Dés 1848, Marx pense le combat démocratique et socialiste comme un combat européen. Il travaille sur la dialectique des luttes des classes entre la France, l’Allemagne, l’Italie, l’Angleterre.
C’est cette analyse du cadre européen qui débouche sur la nécessité de combiner les « unifications nationales » – des Etats nations : l’unité de l’Allemagne, de l’Italie –, le soutien aux indépendances de la Pologne et de l’Irlande et, sur la base de la Révolution française, l’approfondissement des luttes de classes en France. L’Europe, appuyée sur la formation ou la consolidation des Etats nations, est considérée comme un cadre stratégique pour le développement des luttes de classes de l’époque. Marx pensera son projet communiste à l’échelle européenne, notamment en reprenant une citation qui allait parcourir nombre de proclamations internationalistes européennes : « un spectre hante l’Europe, le communisme ».

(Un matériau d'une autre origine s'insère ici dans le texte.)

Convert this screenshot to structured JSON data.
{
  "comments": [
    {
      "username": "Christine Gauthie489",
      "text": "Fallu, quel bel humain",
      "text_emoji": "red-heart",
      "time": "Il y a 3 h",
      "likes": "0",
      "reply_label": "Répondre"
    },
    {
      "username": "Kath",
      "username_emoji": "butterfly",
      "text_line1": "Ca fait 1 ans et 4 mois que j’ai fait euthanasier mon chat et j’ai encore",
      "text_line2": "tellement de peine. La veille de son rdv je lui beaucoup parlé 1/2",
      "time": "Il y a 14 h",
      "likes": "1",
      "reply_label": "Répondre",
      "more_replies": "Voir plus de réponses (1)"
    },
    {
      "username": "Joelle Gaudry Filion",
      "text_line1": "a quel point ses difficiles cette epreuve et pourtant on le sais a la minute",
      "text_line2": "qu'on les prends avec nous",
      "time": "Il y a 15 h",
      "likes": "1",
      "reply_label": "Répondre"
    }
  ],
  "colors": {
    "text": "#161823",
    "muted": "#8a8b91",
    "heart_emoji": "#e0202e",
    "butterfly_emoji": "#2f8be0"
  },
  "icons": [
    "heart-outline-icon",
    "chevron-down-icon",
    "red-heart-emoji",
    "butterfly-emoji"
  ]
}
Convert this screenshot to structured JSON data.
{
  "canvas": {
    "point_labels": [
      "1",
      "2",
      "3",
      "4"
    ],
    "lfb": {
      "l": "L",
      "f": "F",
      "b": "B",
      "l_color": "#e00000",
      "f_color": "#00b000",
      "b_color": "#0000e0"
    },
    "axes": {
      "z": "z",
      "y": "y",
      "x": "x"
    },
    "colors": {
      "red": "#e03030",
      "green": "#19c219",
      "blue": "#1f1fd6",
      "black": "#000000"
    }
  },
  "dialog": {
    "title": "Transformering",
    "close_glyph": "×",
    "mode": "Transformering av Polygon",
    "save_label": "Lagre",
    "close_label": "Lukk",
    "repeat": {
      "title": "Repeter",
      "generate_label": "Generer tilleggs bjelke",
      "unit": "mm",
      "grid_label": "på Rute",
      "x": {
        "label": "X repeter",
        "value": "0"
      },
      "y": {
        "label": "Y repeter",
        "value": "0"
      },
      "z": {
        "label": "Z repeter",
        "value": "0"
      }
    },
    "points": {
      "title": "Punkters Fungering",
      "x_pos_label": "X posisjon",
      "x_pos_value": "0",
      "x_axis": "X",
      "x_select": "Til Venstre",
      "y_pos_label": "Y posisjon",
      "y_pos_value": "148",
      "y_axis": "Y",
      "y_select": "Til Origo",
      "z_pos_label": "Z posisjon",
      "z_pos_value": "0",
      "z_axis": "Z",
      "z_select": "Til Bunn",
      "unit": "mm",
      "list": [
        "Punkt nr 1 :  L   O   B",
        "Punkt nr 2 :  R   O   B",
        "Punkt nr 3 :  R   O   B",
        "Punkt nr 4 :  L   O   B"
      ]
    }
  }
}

Les premières discussions sur les formes politiques de l’unification de l’Europe ont lieu dans le mouvement ouvrier après le déclenchement de la Première Guerre mondiale. Lénine est le premier à s’emparer de la question en avançant le mot d’ordre d’« Etats-unis républicains d’Europe », tourné contre les monarchies allemande, autrichienne et russe, lié au renversement révolutionnaire des trois monarchies les plus réactionnaires d’Europe, la russe en tête, cela dans la perspective de révolutions politiques démocratiques. Il formule ainsi, dès le début de la guerre, les tâches politiques de la social-démocratie révolutionnaire : « propagande en faveur d’une république allemande, d’une république polonaise, d’une république russe et d’autres encore, et de la transformation de tous les Etats européens en Etats-unis républicains d’Europe ; tel doit être l’un des mots d’ordre les plus immédiats » 1.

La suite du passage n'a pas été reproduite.